Wednesday, March 16, 2016

Old thoughts, from November

[This was written the week after the Paris terrorist attacks)

We happened to be at the airport Friday night. We walked by a group of people, congregated under a television, watching the screen intently. I noticed that seated across from the TV, also watching intently, was a Canadian soldier. Dressed in his fatigues. Watching.

Before I looked at the screen I had that awful, sick feeling that since 9/11 I've had too often. The pit in the bottom of my stomach convulses. The sudden, intense worry.

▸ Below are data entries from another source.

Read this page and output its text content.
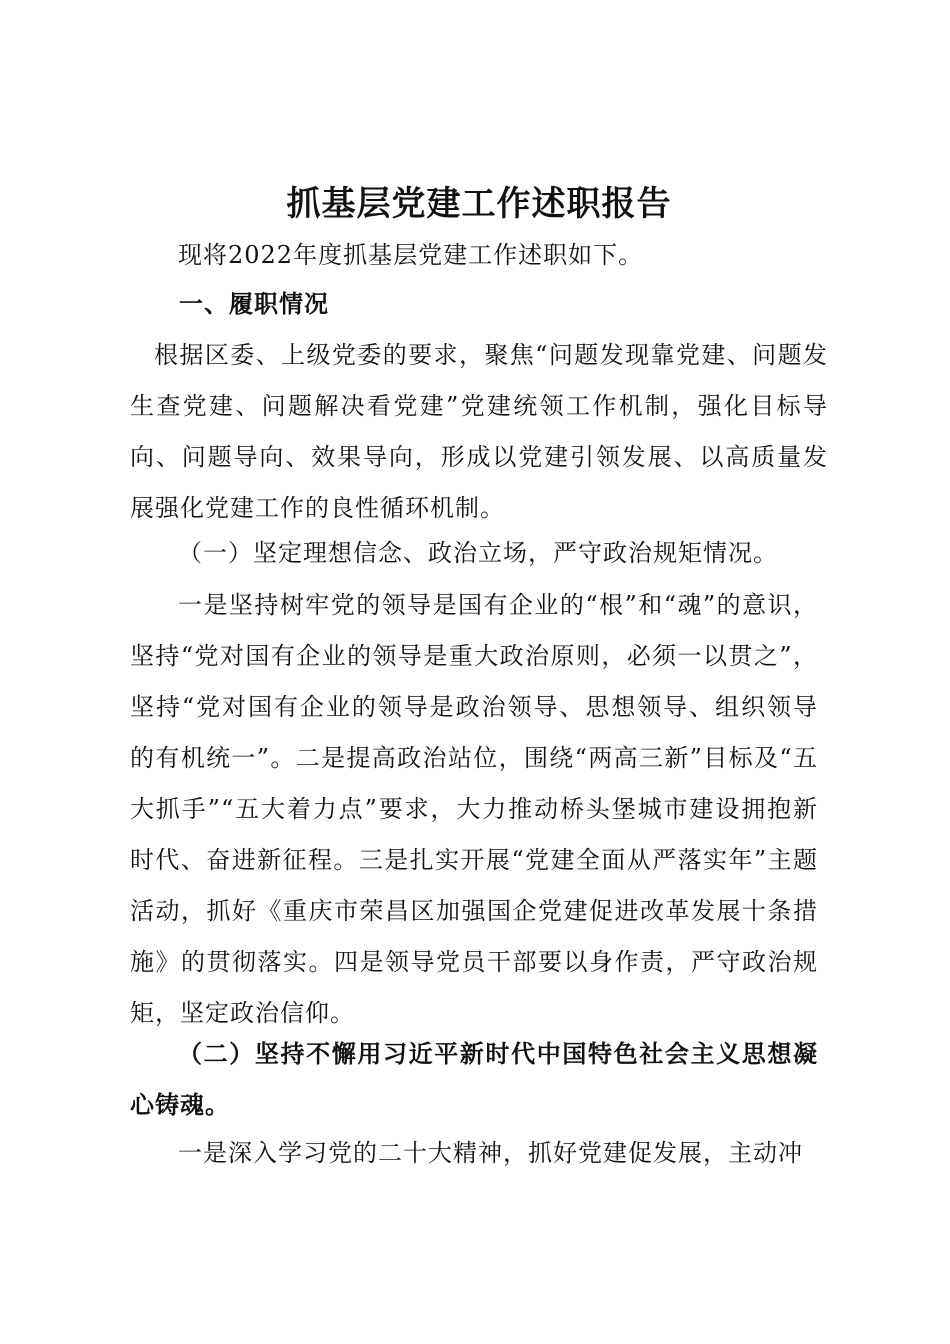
抓基层党建工作述职报告
现将2022年度抓基层党建工作述职如下。
一、履职情况
根据区委、上级党委的要求，聚焦“问题发现靠党建、问题发生查党建、问题解决看党建”党建统领工作机制，强化目标导向、问题导向、效果导向，形成以党建引领发展、以高质量发展强化党建工作的良性循环机制。
（一）坚定理想信念、政治立场，严守政治规矩情况。
一是坚持树牢党的领导是国有企业的“根”和“魂”的意识，坚持“党对国有企业的领导是重大政治原则，必须一以贯之”，坚持“党对国有企业的领导是政治领导、思想领导、组织领导的有机统一”。二是提高政治站位，围绕“两高三新”目标及“五大抓手”“五大着力点”要求，大力推动桥头堡城市建设拥抱新时代、奋进新征程。三是扎实开展“党建全面从严落实年”主题活动，抓好《重庆市荣昌区加强国企党建促进改革发展十条措施》的贯彻落实。四是领导党员干部要以身作责，严守政治规矩，坚定政治信仰。
（二）坚持不懈用习近平新时代中国特色社会主义思想凝心铸魂。
一是深入学习党的二十大精神，抓好党建促发展，主动冲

I could see the ticker rolling across the bottom, I could see shadowy video of police. The screen changed to a shot of a soccer stadium, packed with people and I pushed Stella ahead, don't look, I said fiercely. And even though I had only caught a glimpse I knew something awful had happened, something terrible, again, and tears welled up in my eyes and my face was hot. I choked it back down, no point in crying in an airport, making Stella afraid. More afraid, I guess. She's already afraid. They practice lockdowns in her school. She handed the kindergartens out the bus window. She reads the news. My four year old was playing with a friend and I heard them recently, deciding what to play. Let's play lockdown, one said to the other. Sure, they agreed. Four year old explained later, lockdown means if you are in the bathroom there is a stranger danger in the school and you do not wash your hands. That was shocking to her, the not washing hands. She previously couldn't imagine a world where you wouldn't wash your hands after going to the bathroom.

We were at the airport, where an Air France flight departed later, after spending a few days in Toronto. And before this even happened, I had wondered. Am I crazy, taking my daughter to a big city on Remembrance Day? Is that like, asking for something? We went to a basketball game, and they had a ceremony honouring some World War II soldiers and I thought, here, this is where they would attack, here. Now. But we stayed, and enjoyed, and lived, and I was shivering with a level of gratitude for that. And a sense of unknown that I'm not sure has permeated our world, our safe, war free world, for many many years, was present. And to be honest, I'm not sure that low level vibration of fear has exactly left.*

*I can state now, 4 months later, that it has not.